Sure, you might be able to setup an EDC in the blink of an eye, but lets be honest – it still takes a team of people years of effort to analyse the results and produce the tables, figures and listings (TFL) that go into the Clinical Study Report.
You’ve done a proof-of-concept or two, maybe piloted automation of SDTM datasets, and have bought into the end-to-end automation vision.. but how do you get there from here? And why does it seem so hard?
Automation is the tip of the iceberg
The first thing to recognize is that automation is not standalone. To achieve end-to-end automation in a production environment means that all the necessary metadata is available at each step of the process; the key people have the tools and skills to curate and manage that metadata; and they need a robust and validated software platform that meets regulatory submission and GCP quality requirements.
Ok, so lets looks as each of the areas than are needed to support successful automation of analysis results.
Don’t build a horse-less carriage
Before Henry Ford started building the Model T using a production line, cars were build in the same was as horse-drawn carriages has been – by a small team of highly skilled people that worked on the product from beginning to end.
Sound familiar?
Change and disruption caused by the introduction of automation is well understood in manufacturing, however it is a new phenomenon in knowledge-based industries.
Don’t re-invent the wheel either
The software industry pioneered Model-Driven Development (MDD) twenty years ago, and there now exist ISO Standards for Model-Driven Architecture, methodologies and tools that have been used successfully in regulated, safety-critical industries such as avionics, space, energy, etc.
Adoption of Model Driven Development can be mapped out using the Capability Maturity Model (see: MDD Maturity Model)
Level | Maturity | Description |
1 | Ad-Hoc | Analyses are not model-driven |
2 | Basic | Basic use of models in organization. |
3 | Initial | The organization starts developing systems more according to model model-driven approach. |
4 | Integrated | Models at different abstraction levels are built and they are fully integrated within a comprehensive modelling framework |
5 | Ultimate | The role of coding will disappear and the transformations between models are automated. |
So, while most organizations will be starting at level 1 (i.e. Analyses are created manually), the question is: What level of adoptions do you aspire to? and over what timescale?

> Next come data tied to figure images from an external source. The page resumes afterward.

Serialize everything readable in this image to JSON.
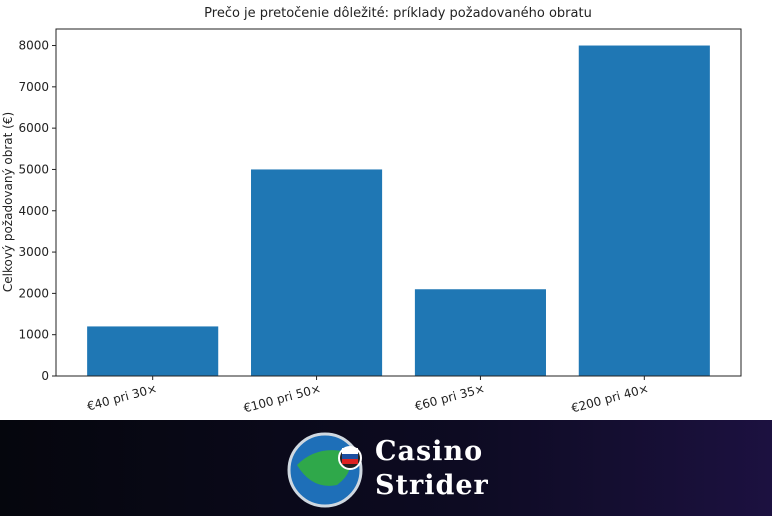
{
  "chart_data": {
    "type": "bar",
    "title": "Prečo je pretočenie dôležité: príklady požadovaného obratu",
    "y_label": "Celkový požadovaný obrat (€)",
    "categories": [
      "€40 pri 30×",
      "€100 pri 50×",
      "€60 pri 35×",
      "€200 pri 40×"
    ],
    "values": [
      1200,
      5000,
      2100,
      8000
    ],
    "color": "#1f77b4",
    "ylim": [
      0,
      8400
    ],
    "yticks": [
      0,
      1000,
      2000,
      3000,
      4000,
      5000,
      6000,
      7000,
      8000
    ],
    "grid": false
  },
  "footer": {
    "brand": [
      "Casino",
      "Strider"
    ]
  }
}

Then you can plan how to transition to level 2 – i.e. basic metadata-driven automation running end-to-end through the analysis.
Model-driven architecture
Possibly the clearest way of describing the architecture required to support a fully automated analysis using a Four layered metamodel architecture:
Layer | Contents | Description |
M3 | Meta-metamodel | Metadata standards, e.g. W3C Semantic Web, XML, UML, ISO11179, etc. |
M2 | Metamodel | Clinical Standards, e.g. CDISC, MEdDRA, SNOMED, etc. |
M1 | Model | Trial-specific Metadata |
M0 | Data | Clinical, Rando, Labs Data, etc. |
Each level of the Metadata Architecture requires its own set of tools and processes, and people with the skillset to be able to work at the relevant level of abstraction.
Taking the first step
While a full-blown end-to-end level-5 CMM Ultimate Meta-Model Architecture may remain a powerpoint vision, there is more than enough work involved in getting from level-1 to level-2.
A full list is clearly out of the scope of this blog post(!), however, some things to consider include:
- Statisticians will need to be able to create a SAP in a machine-readable format. What tools will they use? who will train and support them?

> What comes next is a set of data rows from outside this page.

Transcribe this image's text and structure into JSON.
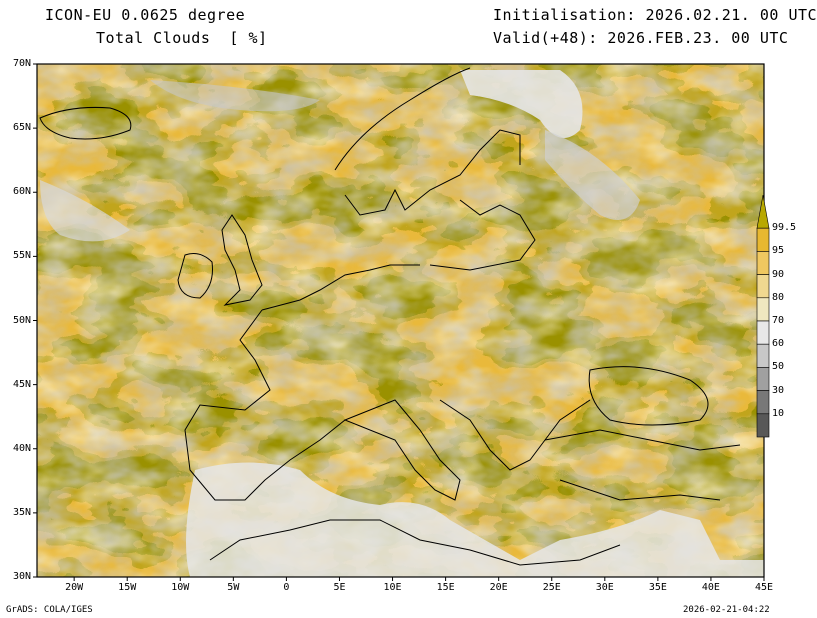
{
  "header": {
    "model": "ICON-EU 0.0625 degree",
    "variable": "Total Clouds  [ %]",
    "init": "Initialisation: 2026.02.21. 00 UTC",
    "valid": "Valid(+48): 2026.FEB.23. 00 UTC"
  },
  "footer": {
    "software": "GrADS: COLA/IGES",
    "timestamp": "2026-02-21-04:22"
  },
  "axes": {
    "lat_labels": [
      "70N",
      "65N",
      "60N",
      "55N",
      "50N",
      "45N",
      "40N",
      "35N",
      "30N"
    ],
    "lon_labels": [
      "20W",
      "15W",
      "10W",
      "5W",
      "0",
      "5E",
      "10E",
      "15E",
      "20E",
      "25E",
      "30E",
      "35E",
      "40E",
      "45E"
    ],
    "lat_range": [
      30,
      70
    ],
    "lon_range": [
      -23.5,
      45
    ]
  },
  "colorbar": {
    "labels": [
      "99.5",
      "95",
      "90",
      "80",
      "70",
      "60",
      "50",
      "30",
      "10"
    ],
    "colors": [
      "#b8a800",
      "#e8b830",
      "#f0c860",
      "#f0d890",
      "#f0e8c0",
      "#e8e8e8",
      "#c8c8c8",
      "#a0a0a0",
      "#787878",
      "#585858"
    ]
  },
  "colors": {
    "overcast": "#9a9100",
    "sea_clear": "#e6e6e6",
    "coast": "#000000"
  }
}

- Programmers will need to be able to work with technologies such as XML, RDF,/OWL, Relational and Graph databases.. and probably using languages other than SAS
- How is study-specific data handled? How do you work around partial and dirty data?

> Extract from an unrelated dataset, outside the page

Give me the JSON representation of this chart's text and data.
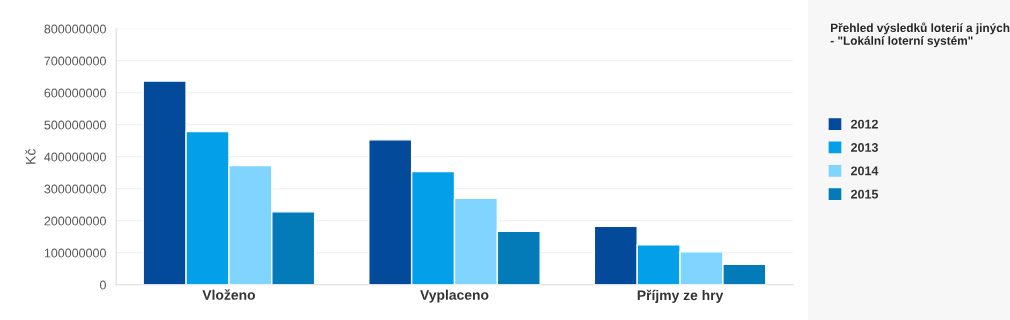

- Software infrastructure to support version control, continuous integration/deployment, metadata repositories
- How will validation be done without ‘mainline’ and ‘qc’ programs?
- Business processes will be needed to support a software development and DevOps
- How will Industry Standards (e.g. CDISC) be managed? What about Corporate and Study/Drug/Disease-Specific standards? What happens when a new version of a standard is issued?
None of these issues are insurmountable, but equally they add up to more than an quick fix.
Summary
The promise of end-to-end automated analysis of clinical trials is not just that it will be faster and easier, but also the new and innovative applications that will be unlocked (CMM Level 3 and beyond).
Key points to consider in planning an automation strategy are:
- Automation requires metadata, and that means new tools, skills and business processes.
- This is mostly a solved problem, but will require learning lessons from other industries
- While implementing end-to-end automation requires work, ultimately is means that you spend less time on grunt-work and more time on activities that add value and ultimately help patients!